PACO AGUADO
El mismo martes de la pasada semana, justo cuando
acababa de redactarse esta columna, llegaba la noticia del fallecimiento del
gran Luis Ortega en su luminoso Rincón del Sur, como él mismo tituló la página
en la que, durante cientos de números, habló de toros y toreros en la vieja
revista Aplausos, de la que fue auténtico alma.
Y aunque ha pasado ya una semana de su muerte en
El Puerto de Santa María, casi nada se ha escrito del bueno de Luis. Si acaso,
apenas cuatro o cinco líneas en memoria –esa memoria rutinaria y desmemoriada
de la actual información taurina– de un periodista a la antigua que tanto
escribió de los demás y que siempre tuvo un gesto de afecto para sus
compañeros.
Así que, por una vez, apetece dejar a un lado el
"día de la marmota" en que se ha convertido el invierno del toreo en
España para dedicarle a este ingenioso gaditano un personal y aislado homenaje
que, durante unos minutos de lectura, le saque de ese otro oscuro rincón del
olvido al que las prisas y la superficialidad relegan a tantos personajes que
nos precedieron.
Lo cierto es que, desde aquel problema vascular,
Luis había dejado de viajar y de aparecer por las plazas. Sólo el año pasado
pudo volver a la feria de su querido Castellón, donde tanto se le quería y
donde cada noche, en el Mindoro, congregaba a un nutrido grupo de amigos ávidos
de escuchar sus ocurrencias, como aquella genialidad de calificar como
"desparasitarios" a los nuevos y vistosos quites que se estaban ya
poniendo de moda hace un tiempo.
Y si no viajaba ya, sí que paseaba cada mañana por
las calles de la capital del vino fino, entre las viejas bodegas y las soleadas
playas de su ciudad. Y seguía hablando tanto como antes, a pesar de que, como
secuela de aquel ataque repentino, las palabras se le trababan en unos labios
que nunca perdieron la sonrisa.
Últimamente se dedicaba a ordenar sus recuerdos,
viejas fotos y recortes, carteles y crónicas, libros y folletos que fotocopiaba
y compartía con los demás a través del correo ordinario. Eran esos retales de
historia del toreo los que, al tiempo que le ayudaban a ejercitar de nuevo su gran
memoria taurina, le hacían evocar otras épocas para él más felices y activas en
una profesión en la que, al paso de los años, la experiencia y el conocimiento
han dejado de cotizar.
Conversador infatigable como era, Luis Ortega no
renunciaba nunca a hablar de toros, ni desde la distancia ni por su dificultad
verbal, por lo que el teléfono se convirtió en su mejor compañero, el que le
acercaba a los buenos amigos para seguir charlando con ellos, las horas que
hicieran falta, sin perder nunca las referencias de la actualidad.

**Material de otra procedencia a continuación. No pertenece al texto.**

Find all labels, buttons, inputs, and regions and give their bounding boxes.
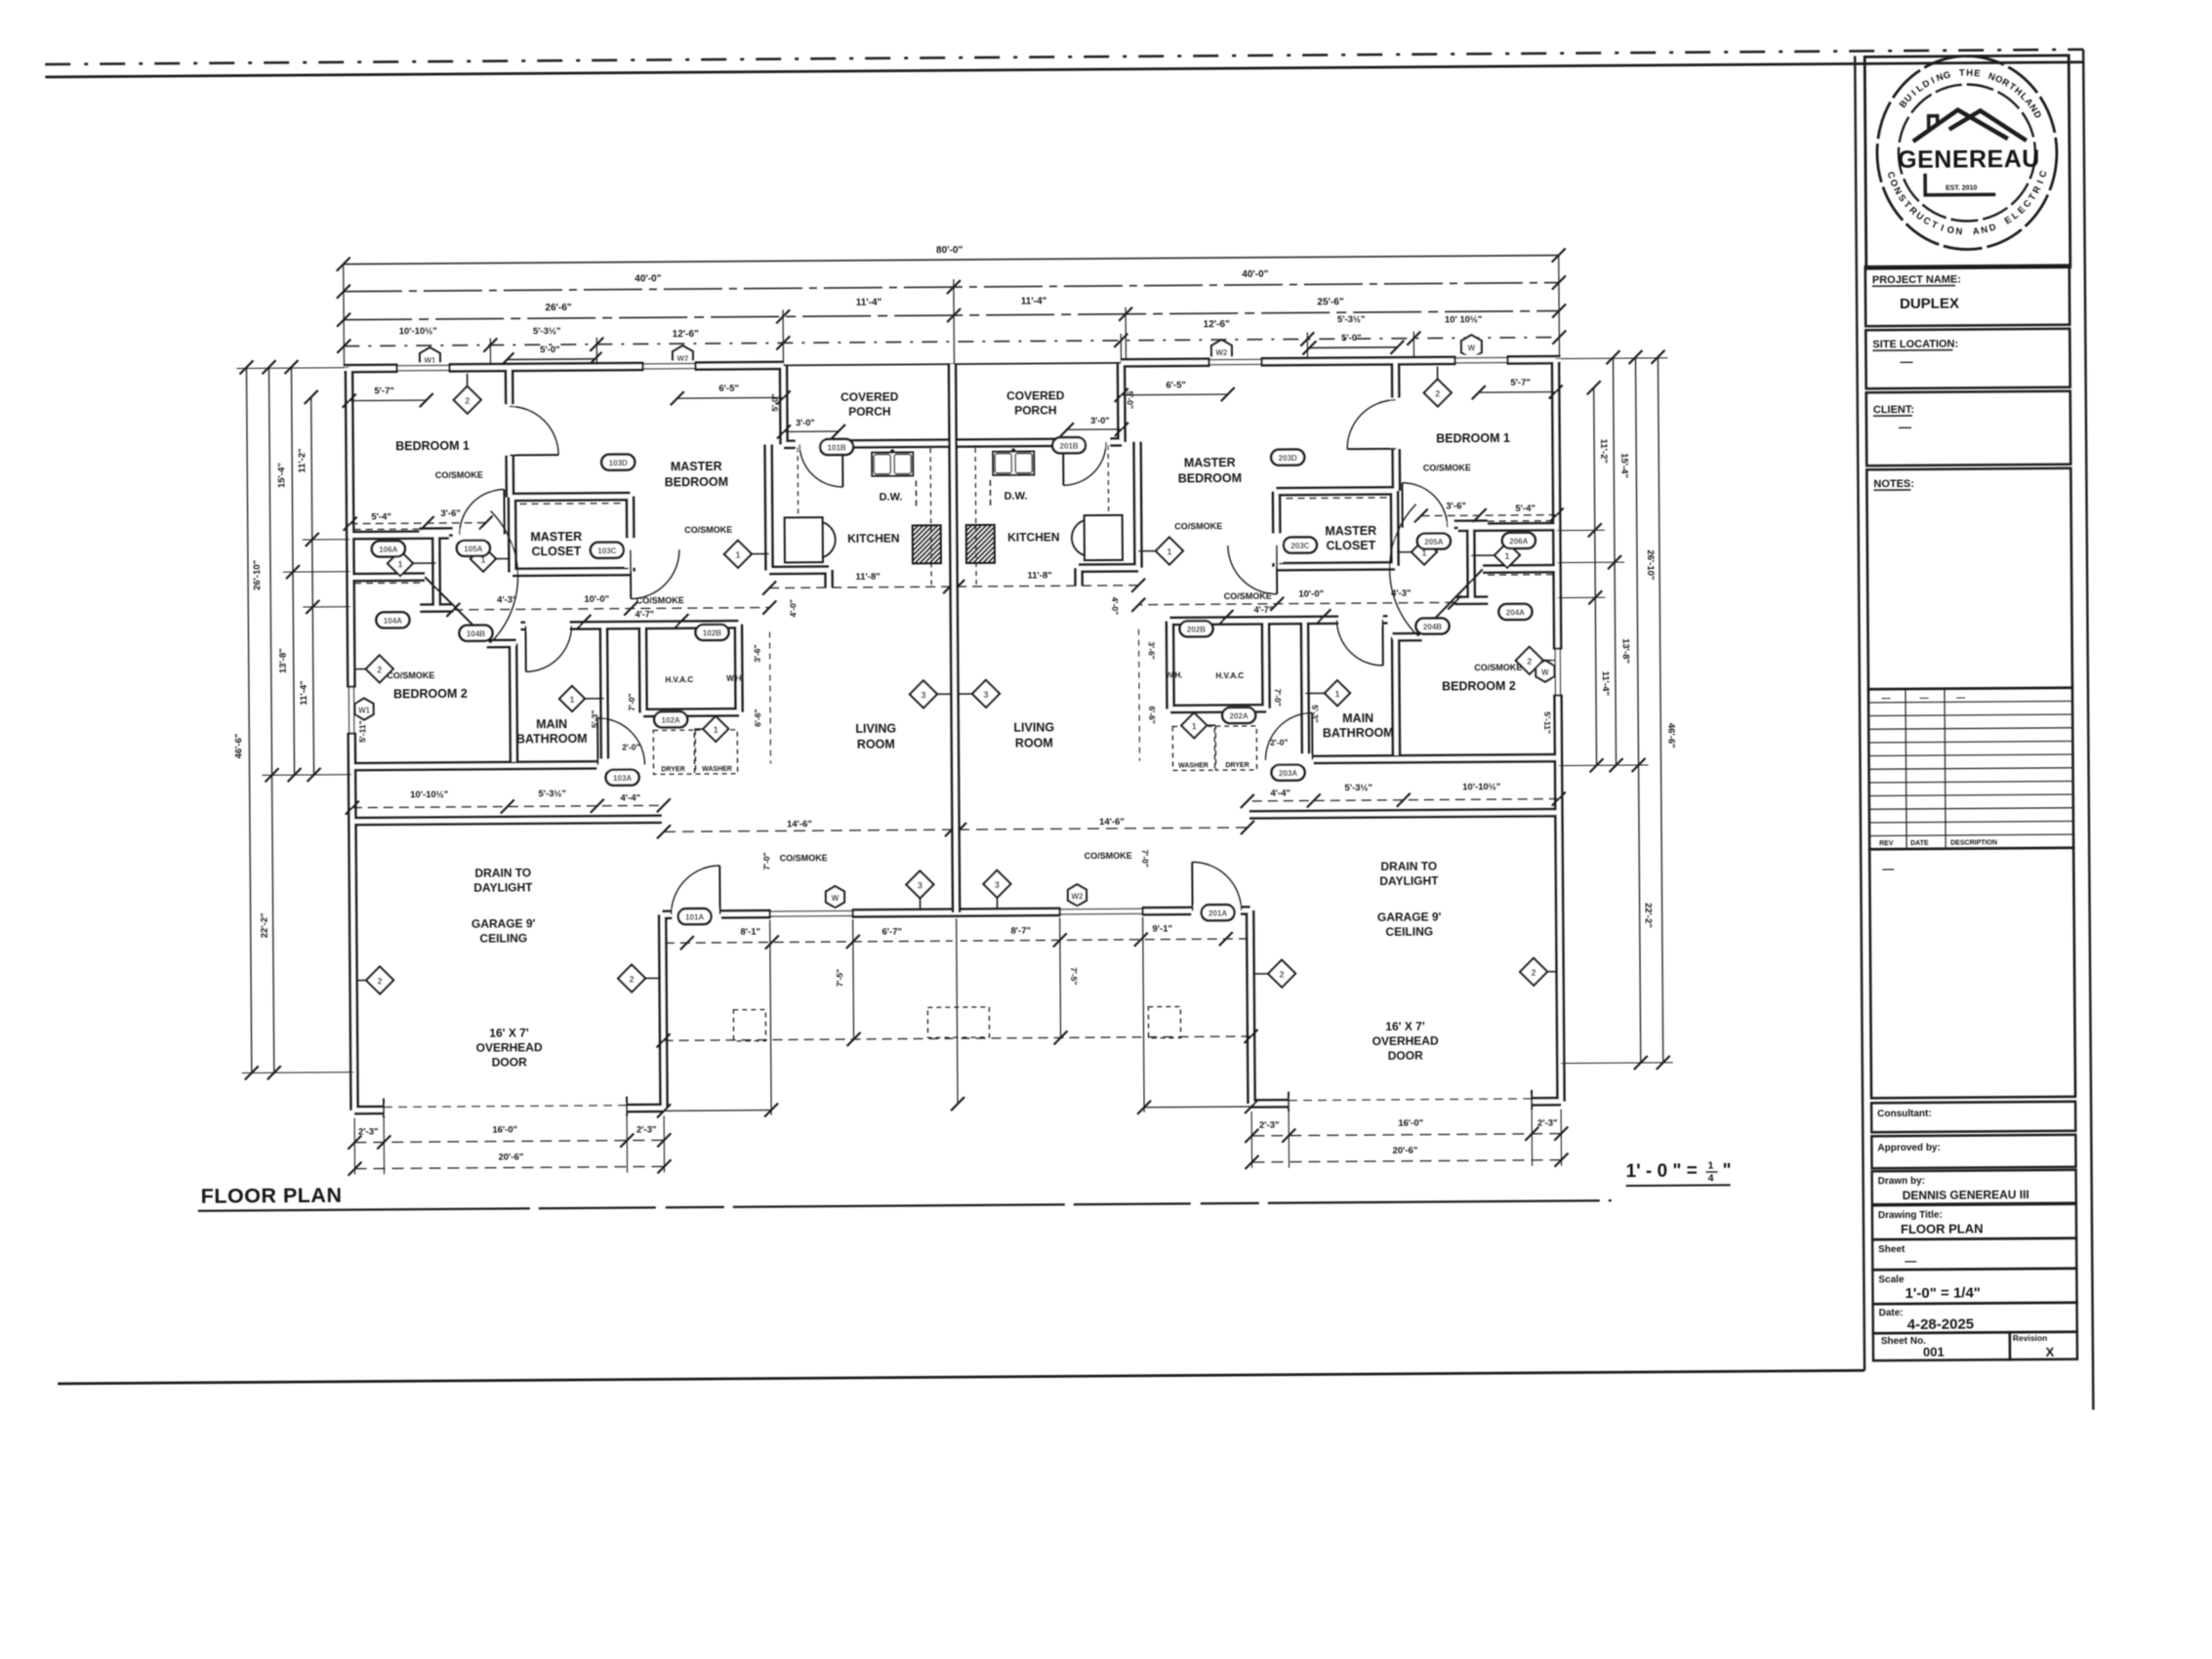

Gustaba escucharle, porque Luis tenía gracia, no
guasa. Y la desparramaba lo mismo en las tertulias que en sus columnas, donde
todo lo taurino tenía cabida, fuera de palacio o de chabola, desde las grandes
noticias a los rumores de barra de hotel, donde tantas cuestiones se cuecen en
el toreo, como él tan bien sabía.
Y la perfilaba también en sus crónicas, esos
textos suyos tan singulares, tan a su manera, en los que, sin querer molestar
más de la cuenta, cualquier frase, cualquier matiz, adjetivo o insinuación
aportaban sobre lo sucedido en el festejo del día mucho más que cualquiera de
los sesudos, literarios e "independientes" análisis de los cronistas
sacralizados.
Porque Luis sabía de toros, y mucho. Horas y más
horas de tentaderos y tertulias de campo, su pasatiempo favorito, le granjearon
un profundo conocimiento de toros y toreros, a los que, por verlos prepararse
durante los inviernos, veía venir mucho antes que los demás. Por eso apostó
como nadie, y no se equivocó, por aquel Paco Ojeda desahuciado por los taurinos
y que acabó deslumbrando al mundo con su revolución terrenal.
Cronista de otra época, verdadero purista y
catador del mejor toreo, publicista esforzado e ingenioso, Luis Ortega era de
aquellos apasionados que hicieron del toreo una forma, y no un medio, de vida.
Esa vida que acaba de perder en El Puerto de Rafael Alberti, en ese Rincón del
Sur al que queda pendiente para siempre una visita y una tertulia a la luz de
un sol capaz de iluminar el más oscuro de los olvidos.